Pourtant, la croissance des arrivées ne se traduit pas systématiquement par une hausse proportionnelle de la valeur générée. La durée moyenne de séjour et la dépense par touriste restent des variables sensibles. Le Maroc devra donc innover, miser sur l’authenticité et la qualité, pour convaincre une clientèle internationale exigeante de choisir Marrakech plutôt que Dubaï, Tanger plutôt que Nice.
La ligne de crête — entre résilience et vulnérabilités
Au soir du 30 mars 2026, lorsqu’il a publié son rapport complet, le FMI a livré une analyse qui tient autant de l’encouragement que de la mise en garde. Le Maroc dispose d’atouts indéniables : des institutions solides, une crédibilité financière reconnue, une ligne de crédit modulable qui lui offre une marge de manœuvre face aux chocs extérieurs. Kenji Okamura, directeur général adjoint du FMI, a salué « des politiques macroéconomiques très solides » et « des fondamentaux économiques et des cadres institutionnels très solides ».
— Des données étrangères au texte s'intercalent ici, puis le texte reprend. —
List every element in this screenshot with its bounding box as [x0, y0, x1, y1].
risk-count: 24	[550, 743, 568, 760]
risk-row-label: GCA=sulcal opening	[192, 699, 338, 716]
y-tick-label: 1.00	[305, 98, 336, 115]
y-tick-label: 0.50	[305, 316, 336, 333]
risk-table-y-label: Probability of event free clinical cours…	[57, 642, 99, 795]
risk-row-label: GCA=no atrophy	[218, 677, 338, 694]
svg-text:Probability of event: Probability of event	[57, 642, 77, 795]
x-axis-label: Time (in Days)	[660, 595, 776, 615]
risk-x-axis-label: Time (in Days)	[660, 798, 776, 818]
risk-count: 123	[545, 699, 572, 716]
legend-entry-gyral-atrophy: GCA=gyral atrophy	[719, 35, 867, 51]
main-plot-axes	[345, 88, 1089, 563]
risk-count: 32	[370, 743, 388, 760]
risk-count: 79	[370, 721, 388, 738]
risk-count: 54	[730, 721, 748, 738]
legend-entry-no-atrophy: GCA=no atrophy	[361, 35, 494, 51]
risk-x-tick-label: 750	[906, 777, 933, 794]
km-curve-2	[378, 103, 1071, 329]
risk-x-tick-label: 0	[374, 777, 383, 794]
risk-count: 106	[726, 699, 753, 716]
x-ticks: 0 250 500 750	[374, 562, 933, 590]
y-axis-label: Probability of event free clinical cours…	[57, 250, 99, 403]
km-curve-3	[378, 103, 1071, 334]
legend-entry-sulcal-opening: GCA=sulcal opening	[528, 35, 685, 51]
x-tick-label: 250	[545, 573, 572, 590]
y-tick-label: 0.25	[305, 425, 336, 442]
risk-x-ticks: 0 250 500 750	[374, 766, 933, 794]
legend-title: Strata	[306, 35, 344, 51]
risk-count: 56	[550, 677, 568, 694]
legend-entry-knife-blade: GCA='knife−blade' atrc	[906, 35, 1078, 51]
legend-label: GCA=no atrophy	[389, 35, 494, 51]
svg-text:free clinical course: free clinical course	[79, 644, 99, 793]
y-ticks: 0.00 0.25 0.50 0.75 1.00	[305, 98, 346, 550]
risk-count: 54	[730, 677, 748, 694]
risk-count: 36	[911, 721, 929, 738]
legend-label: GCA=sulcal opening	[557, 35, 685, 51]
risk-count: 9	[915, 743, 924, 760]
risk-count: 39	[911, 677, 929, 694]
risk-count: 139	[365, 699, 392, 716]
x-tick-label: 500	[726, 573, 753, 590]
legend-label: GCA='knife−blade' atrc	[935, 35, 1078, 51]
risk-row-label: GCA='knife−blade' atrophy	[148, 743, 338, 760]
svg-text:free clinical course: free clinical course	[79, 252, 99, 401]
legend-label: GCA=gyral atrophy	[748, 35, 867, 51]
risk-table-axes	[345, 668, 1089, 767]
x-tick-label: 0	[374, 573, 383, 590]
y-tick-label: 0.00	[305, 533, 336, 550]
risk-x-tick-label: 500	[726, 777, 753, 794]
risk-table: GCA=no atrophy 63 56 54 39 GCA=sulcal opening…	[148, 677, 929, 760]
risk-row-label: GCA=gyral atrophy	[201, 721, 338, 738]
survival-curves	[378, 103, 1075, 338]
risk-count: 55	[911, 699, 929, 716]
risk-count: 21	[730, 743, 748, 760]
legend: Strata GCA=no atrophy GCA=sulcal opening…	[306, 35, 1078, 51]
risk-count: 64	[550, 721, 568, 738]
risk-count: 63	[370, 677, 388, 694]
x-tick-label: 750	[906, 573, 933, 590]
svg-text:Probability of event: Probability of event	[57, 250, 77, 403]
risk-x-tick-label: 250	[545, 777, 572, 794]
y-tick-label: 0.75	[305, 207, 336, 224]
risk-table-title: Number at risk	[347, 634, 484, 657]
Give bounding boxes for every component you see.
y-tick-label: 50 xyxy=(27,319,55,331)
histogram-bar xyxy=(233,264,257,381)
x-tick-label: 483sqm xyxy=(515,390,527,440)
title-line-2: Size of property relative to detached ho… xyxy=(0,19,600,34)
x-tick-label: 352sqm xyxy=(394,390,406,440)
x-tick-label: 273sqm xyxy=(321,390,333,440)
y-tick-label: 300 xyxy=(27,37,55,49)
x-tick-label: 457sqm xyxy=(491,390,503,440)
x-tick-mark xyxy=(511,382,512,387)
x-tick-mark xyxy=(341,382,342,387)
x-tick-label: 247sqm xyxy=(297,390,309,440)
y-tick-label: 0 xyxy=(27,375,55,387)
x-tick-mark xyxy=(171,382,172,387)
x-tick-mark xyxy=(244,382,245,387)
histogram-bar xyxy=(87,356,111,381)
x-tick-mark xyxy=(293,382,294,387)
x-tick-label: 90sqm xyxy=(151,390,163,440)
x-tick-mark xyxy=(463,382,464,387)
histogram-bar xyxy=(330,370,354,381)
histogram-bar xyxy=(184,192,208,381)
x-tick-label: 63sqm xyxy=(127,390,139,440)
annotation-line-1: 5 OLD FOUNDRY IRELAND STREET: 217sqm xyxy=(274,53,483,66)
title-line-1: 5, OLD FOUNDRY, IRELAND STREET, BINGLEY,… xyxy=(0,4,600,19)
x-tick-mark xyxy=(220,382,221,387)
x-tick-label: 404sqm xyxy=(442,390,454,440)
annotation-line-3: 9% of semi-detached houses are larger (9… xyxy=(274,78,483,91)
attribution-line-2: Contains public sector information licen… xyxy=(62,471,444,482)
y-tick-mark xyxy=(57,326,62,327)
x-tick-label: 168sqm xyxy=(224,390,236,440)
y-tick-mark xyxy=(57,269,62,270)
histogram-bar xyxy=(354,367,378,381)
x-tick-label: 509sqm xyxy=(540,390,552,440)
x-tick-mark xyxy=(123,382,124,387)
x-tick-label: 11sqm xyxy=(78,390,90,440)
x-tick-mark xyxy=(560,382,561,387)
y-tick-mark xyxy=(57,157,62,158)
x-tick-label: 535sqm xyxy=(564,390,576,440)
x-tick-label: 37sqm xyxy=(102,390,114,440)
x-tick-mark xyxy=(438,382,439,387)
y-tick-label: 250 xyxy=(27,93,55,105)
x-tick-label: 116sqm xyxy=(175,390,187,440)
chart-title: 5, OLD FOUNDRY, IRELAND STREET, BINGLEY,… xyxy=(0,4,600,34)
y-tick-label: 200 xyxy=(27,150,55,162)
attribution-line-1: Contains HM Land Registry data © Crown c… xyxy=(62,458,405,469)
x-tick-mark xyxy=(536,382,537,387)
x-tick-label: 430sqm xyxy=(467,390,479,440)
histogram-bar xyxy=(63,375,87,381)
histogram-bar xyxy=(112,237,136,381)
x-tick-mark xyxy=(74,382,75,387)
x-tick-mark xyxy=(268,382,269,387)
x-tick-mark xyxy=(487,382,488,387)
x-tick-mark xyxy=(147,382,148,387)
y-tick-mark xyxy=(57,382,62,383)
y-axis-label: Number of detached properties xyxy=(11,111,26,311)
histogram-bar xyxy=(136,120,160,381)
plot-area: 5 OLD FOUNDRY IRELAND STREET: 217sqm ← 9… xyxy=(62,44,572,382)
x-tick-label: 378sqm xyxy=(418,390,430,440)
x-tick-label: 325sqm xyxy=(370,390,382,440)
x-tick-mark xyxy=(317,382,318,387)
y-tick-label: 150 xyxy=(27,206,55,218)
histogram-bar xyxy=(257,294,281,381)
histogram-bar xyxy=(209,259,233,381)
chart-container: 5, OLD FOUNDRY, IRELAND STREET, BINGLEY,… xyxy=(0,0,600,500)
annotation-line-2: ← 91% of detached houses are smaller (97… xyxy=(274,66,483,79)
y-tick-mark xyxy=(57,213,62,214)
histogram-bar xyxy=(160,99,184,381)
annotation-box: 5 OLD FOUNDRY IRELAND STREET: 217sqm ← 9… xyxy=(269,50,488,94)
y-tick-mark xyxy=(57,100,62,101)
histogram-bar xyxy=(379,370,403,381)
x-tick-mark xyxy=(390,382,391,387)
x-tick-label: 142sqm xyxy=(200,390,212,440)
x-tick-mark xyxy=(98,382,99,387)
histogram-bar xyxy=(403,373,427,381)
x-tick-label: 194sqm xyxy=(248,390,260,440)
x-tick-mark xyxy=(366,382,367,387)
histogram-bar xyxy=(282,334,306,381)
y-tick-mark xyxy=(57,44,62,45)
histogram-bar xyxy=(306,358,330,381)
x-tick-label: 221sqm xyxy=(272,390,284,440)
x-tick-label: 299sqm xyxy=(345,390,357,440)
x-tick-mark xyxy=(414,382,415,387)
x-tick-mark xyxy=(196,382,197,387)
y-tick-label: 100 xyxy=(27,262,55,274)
Mais il a également rappelé que, « face à l’intensification des tensions géopolitiques et à l’incertitude mondiale, il est essentiel de maintenir des politiques macroéconomiques prudentes, de gérer avec rigueur les risques budgétaires et économiques, d’accroître les investissements dans le capital humain et de veiller à la mise en œuvre rigoureuse des réformes structurelles ».
En clair : le Maroc n’est pas à l’abri. La région est instable. Les cours des matières premières fluctuent. Le changement climatique frappe durement l’agriculture, secteur clé de l’économie. Et la croissance, aussi robuste soit-elle, ne profite pas encore suffisamment aux jeunes et aux femmes, dont les taux d’emploi restent trop bas. Selon la Banque mondiale, le secteur privé marocain ne parvient toujours pas à jouer pleinement son rôle dans l’effort d’investissement national. Or, sans création massive d’emplois de qualité, la contestation sociale pourrait raviver les tensions.
Le pari des 380 milliards de dirhams est donc un pari existentiel. Réussi, il propulsera le Maroc dans le club très fermé des économies émergentes les plus dynamiques. Raté, il alourdira une dette déjà conséquente et freinera l’investissement privé pour une décennie. Entre ces deux scenarios, c’est toute la capacité de l’État à piloter avec rigueur, transparence et efficacité qui sera jugée.